After Homer is teased by several people, who imply that Ned is Marge's secret love, Homer decides to read the book. However, after falling asleep on page one and lying to Marge that he had read the book and approved of it, he listens to the audiobook version (read by the Olsen Twins). After arguing with Marge about his portrayal, Homer decides to confront Ned. Lisa tells Bart that she fears that Homer and Ned's altercation may end the same way as The Harpooned Heart, in which Homer's character killed Ned's when he learned Ned had impregnated Marge, only for the Homer-manque to be drowned by a whale. When Ned flees, Homer chases him in his ambulance. Ned fears Homer will kill him, but to his shock Homer drops to his knees and begs Ned to teach him how to be a good husband. Marge arrives in a panic but is relieved that Homer and Ned are speaking. Homer declares that the book was a wake-up call for him. Homer and Marge then decide to create a novel, titled "Who Really Killed JFK", though they start over when Homer concludes that Lee Harvey Oswald "set out to steal the Jack Ruby."

==Production==
In the episode, reclusive author Thomas Pynchon has a cameo "appearance", his face hidden by a paper bag with a question mark on it. This is intended to satirise the author's "own carefully crafted anonymity". His appearance on The Simpsons was "his only sanctioned authorial image in decades". He later appeared in the sixteenth season episode "All's Fair in Oven War".

Dr. Marvin Monroe appears in this episode. He had not been seen since early seasons.
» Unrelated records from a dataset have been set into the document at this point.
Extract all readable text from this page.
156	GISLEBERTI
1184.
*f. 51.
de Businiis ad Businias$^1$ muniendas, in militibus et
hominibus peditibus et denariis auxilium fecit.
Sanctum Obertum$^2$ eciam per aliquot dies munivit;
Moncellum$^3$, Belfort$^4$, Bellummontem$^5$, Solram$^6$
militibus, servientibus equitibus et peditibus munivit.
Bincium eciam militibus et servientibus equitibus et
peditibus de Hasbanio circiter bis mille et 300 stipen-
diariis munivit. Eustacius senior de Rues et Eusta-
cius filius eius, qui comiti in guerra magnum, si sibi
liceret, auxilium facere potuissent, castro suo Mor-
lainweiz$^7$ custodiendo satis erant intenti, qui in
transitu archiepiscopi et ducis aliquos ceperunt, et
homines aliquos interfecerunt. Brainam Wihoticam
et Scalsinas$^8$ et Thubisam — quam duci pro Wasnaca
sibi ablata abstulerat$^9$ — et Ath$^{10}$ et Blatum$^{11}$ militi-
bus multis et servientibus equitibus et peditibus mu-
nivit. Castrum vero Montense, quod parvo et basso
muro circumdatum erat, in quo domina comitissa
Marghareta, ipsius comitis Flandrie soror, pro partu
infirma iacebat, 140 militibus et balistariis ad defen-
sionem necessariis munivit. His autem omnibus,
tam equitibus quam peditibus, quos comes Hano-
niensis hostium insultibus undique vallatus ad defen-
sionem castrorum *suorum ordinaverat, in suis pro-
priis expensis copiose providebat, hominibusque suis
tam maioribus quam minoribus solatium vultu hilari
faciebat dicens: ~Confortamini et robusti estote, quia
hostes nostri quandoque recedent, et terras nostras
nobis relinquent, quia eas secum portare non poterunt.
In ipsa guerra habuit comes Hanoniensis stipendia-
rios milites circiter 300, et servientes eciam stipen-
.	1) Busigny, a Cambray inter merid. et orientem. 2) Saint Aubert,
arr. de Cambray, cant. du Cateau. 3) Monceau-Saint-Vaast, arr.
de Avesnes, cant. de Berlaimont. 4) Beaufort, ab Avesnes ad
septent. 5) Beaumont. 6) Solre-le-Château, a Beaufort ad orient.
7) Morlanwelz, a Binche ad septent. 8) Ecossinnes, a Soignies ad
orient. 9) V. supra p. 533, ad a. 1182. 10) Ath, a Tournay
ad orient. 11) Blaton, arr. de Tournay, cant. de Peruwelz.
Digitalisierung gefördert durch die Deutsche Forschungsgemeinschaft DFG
Harry Shearer, who plays him, did not like doing the voice as it hurt his throat. The character had been subtly suggested to be dead and mentions in this episode that he has just "been very sick".

The Psychology of the Simpsons: D'oh! cites a section of dialogue from the episode to illustrate its point that "Homer and Marge don't seem to be very good at communicating before making important decisions".

==Critical reception==
DVD Movie Guide commented that the episode over-explained a decent joke – about Moby-Dick – making it lose its funniness. The site added that "'Diatribe' takes two lackluster premises to combine into a forgettable show". In 2009, The A.V. Club included the episode in its list of "10 Simpsons episodes from the past 5 seasons that stand among the series’ best." The article commended Robin J. Stein's writing as well as Pynchon's and the Olsen twins' cameos while pointing out the episode "travels a well-worn path in the Simpsons story arc."